Some people are inhibited, maybe even intimidated, when it comes to connecting with their elected officials in Washington.
They wonder, "Who will listen to me?" Or maybe they think, "I can't make a difference."
But, we can make a difference.
Carla Kakutani, M.D.
I know because I helped make a difference when Reps. Mike Thompson, D-Calif., and Cathy McMorris Rodgers, R-Wash., introduced a bill last year that would allow a portion of graduate medical education payments to go directly to community-based primary care residency programs.
Although McMorris Rodgers' support for primary care training in nonhospital settings grew out of her contact with the Washington AFP, Thompson's support came about after he visited the Santa Rosa Family Medicine Residency Program at the urging of me, the California AFP and other constituents.
My ability to influence support for the bill was an outgrowth of the relationship I have established with Thompson, who represents my district. I've met with him a few times in his office on Capitol Hill, and I've met with key members of his staff in Washington. I also keep in touch with his office here in California.
The relationship I maintain with Thompson and his staff developed, in part, because of my regular attendance at and involvement with the Family Medicine Congressional Conference (FMCC), the AAFP's annual two-day event designed to train family physicians, residents and students how to influence policy and provide them an opportunity to visit legislators or their staff members on Capitol Hill.
I first attended the FMCC in 2008 as president of the California AFP because it was important for me as a chapter leader to learn more about being an effective advocate for family medicine. I attended the next three years as a member of the AAFP's Commission on Governmental Advocacy, which helps plan the event.
The FMCC, which is scheduled this year for May 14-15, draws academic family physicians and practicing family docs, as well as students and residents. Although we all have different issues that concern us, bringing this family medicine group together allows us to see the big picture and how issues such as the FP pipeline, workforce and payment are intertwined.
The first time I attended the FMCC, I found the first day's practical instruction for those new to lobbying and tips on how to effectively deliver our message to legislators or congressional staff members to be vitally important. Speakers reviewed the key issues facing family medicine, providing critical background information and talking points. By the time I made my first Capitol Hill visit on the second day of the event, I felt comfortable with the issues and confident in myself.
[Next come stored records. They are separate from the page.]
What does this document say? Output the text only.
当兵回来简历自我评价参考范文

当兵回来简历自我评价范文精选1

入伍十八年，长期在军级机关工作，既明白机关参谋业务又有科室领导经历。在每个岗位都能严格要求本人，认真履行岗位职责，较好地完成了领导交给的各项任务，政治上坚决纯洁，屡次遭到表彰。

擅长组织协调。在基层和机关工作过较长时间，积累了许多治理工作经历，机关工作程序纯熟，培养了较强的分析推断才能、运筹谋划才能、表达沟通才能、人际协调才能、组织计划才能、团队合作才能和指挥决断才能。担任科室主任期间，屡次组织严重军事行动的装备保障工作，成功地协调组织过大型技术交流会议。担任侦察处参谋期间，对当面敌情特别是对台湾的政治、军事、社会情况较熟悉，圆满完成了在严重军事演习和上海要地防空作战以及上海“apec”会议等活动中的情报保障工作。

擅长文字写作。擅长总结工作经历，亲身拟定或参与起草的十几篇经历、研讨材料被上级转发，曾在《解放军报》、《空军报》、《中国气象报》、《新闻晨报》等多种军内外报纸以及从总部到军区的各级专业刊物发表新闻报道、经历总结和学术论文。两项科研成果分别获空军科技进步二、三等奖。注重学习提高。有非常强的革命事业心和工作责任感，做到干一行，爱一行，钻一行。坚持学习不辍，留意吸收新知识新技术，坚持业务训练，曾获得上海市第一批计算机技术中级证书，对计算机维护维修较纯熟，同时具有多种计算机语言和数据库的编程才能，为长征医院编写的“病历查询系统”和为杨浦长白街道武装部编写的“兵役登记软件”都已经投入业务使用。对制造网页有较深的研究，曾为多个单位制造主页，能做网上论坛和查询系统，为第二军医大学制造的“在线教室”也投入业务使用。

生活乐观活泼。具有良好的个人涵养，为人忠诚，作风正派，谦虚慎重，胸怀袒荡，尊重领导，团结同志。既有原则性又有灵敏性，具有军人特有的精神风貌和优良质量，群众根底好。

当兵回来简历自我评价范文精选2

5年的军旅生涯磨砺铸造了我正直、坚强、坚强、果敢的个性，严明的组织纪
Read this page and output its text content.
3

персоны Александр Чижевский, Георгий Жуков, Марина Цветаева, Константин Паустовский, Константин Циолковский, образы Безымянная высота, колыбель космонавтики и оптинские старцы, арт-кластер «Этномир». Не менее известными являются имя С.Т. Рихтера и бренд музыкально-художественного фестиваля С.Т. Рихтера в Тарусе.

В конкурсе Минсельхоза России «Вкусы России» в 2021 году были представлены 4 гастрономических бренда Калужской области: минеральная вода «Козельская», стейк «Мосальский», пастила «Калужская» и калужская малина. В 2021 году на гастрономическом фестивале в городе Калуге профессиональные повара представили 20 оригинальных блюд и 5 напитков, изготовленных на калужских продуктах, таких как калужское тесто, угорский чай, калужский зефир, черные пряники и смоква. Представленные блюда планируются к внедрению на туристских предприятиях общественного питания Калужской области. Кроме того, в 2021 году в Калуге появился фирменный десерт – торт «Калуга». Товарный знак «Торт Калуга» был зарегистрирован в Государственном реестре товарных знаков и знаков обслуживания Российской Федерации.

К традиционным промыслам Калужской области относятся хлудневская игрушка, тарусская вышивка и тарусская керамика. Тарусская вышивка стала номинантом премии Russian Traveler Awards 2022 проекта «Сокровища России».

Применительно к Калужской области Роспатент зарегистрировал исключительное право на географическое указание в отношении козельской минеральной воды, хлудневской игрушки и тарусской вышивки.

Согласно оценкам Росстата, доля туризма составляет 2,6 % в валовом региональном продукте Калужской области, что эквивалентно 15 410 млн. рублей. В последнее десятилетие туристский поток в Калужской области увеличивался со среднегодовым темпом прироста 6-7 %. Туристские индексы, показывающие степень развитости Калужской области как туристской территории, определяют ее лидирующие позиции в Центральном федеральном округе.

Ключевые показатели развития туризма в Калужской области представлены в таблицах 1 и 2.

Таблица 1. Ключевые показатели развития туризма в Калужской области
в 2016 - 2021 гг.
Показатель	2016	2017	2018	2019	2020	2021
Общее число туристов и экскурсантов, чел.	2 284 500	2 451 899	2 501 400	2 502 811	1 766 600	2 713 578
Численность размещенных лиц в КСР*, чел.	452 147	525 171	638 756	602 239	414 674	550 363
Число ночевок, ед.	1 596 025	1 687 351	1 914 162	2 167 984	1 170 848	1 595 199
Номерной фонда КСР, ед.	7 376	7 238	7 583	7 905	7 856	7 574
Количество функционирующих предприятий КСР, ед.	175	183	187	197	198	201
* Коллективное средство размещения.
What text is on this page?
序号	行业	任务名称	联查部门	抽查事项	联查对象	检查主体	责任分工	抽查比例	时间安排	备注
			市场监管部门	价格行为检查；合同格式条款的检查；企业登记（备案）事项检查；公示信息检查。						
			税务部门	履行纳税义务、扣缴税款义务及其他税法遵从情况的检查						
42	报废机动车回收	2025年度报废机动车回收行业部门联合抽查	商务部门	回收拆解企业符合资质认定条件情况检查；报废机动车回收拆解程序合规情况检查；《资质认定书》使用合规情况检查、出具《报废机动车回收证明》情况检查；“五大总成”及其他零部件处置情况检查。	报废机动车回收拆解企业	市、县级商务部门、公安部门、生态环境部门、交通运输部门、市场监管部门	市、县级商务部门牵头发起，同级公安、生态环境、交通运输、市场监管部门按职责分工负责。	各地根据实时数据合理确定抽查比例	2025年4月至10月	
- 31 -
The FMCC's agenda is created by Academy staff with input from the Commission on Governmental Advocacy, which includes more than a dozen practicing family physicians and academics, as well as student and resident representatives.
We communicate what topics we think will be the most interesting and valuable to our fellow FPs. For example, after the Patient Protection and Affordable Care Act was signed by President Obama in 2010, the commission expressed concerns about how HHS might implement various provisions of the act, how the regulations might be written and how we might influence that process. In response, the AAFP invited Kavita Patel, M.D., from the White House Office of Health Reform, to the next FMCC to address those critical questions.
Attending this event for the past four years and hearing from people in the trenches also has taught me where the legislative process can be influenced and how to do it. Personally, I have been able to meet with key staff members from the offices of House Minority Leader Nancy Pelosi, D-Calif.; Sen. Barbara Boxer, D-Calif.; and Sen. Dianne Feinstein, D-Calif., because of the FMCC.
Those discussions have not resulted in the kind of relatively quick action we experienced with Thompson, but lobbying requires patience. Working with Congress is somewhat like trying to help a patient stop smoking. You have to lay the groundwork with an initial conversation, bring it up again at subsequent opportunities and stay engaged. If you hang in there, good things can happen.
It's a lot of work, but we don't have to do it alone. Joining up with colleagues from the same state to make visits to legislators as a group allows rookie lobbyists to be paired with those with experience. And it provides an opportunity for legislators or their congressional staff to hear different, but related, stories on how issues are affecting their constituents.
For example, my state often sends a delegation of 10 or more physicians to the FMCC. This allows us to break into small groups and make several visits to legislators. It takes the pressure off because one person doesn't have to carry an entire conversation. We can even assign roles and practice what we're going to say ahead of time.
I sometimes agonize over meeting with these powerful elected leaders because I'm shy by nature. I recently was asked to attend an event at which my state senator was appearing. I felt a bit of dread as I made my way over to talk to her, but she recognized me, remembered me, and everything was fine. Building these ongoing relationships makes all the difference. The longer and more often you talk, the more likely lawmakers are to hear your message.
If I can do it, so can you.
Tell your story. Make a difference.
-- Carla Kakutani, M.D., of Winters, Calif., is the chair of the AAFP Commission on Governmental Advocacy, a member of the board of directors of the AAFP's federal political action committee, FamMedPAC, and past president of the California AFP.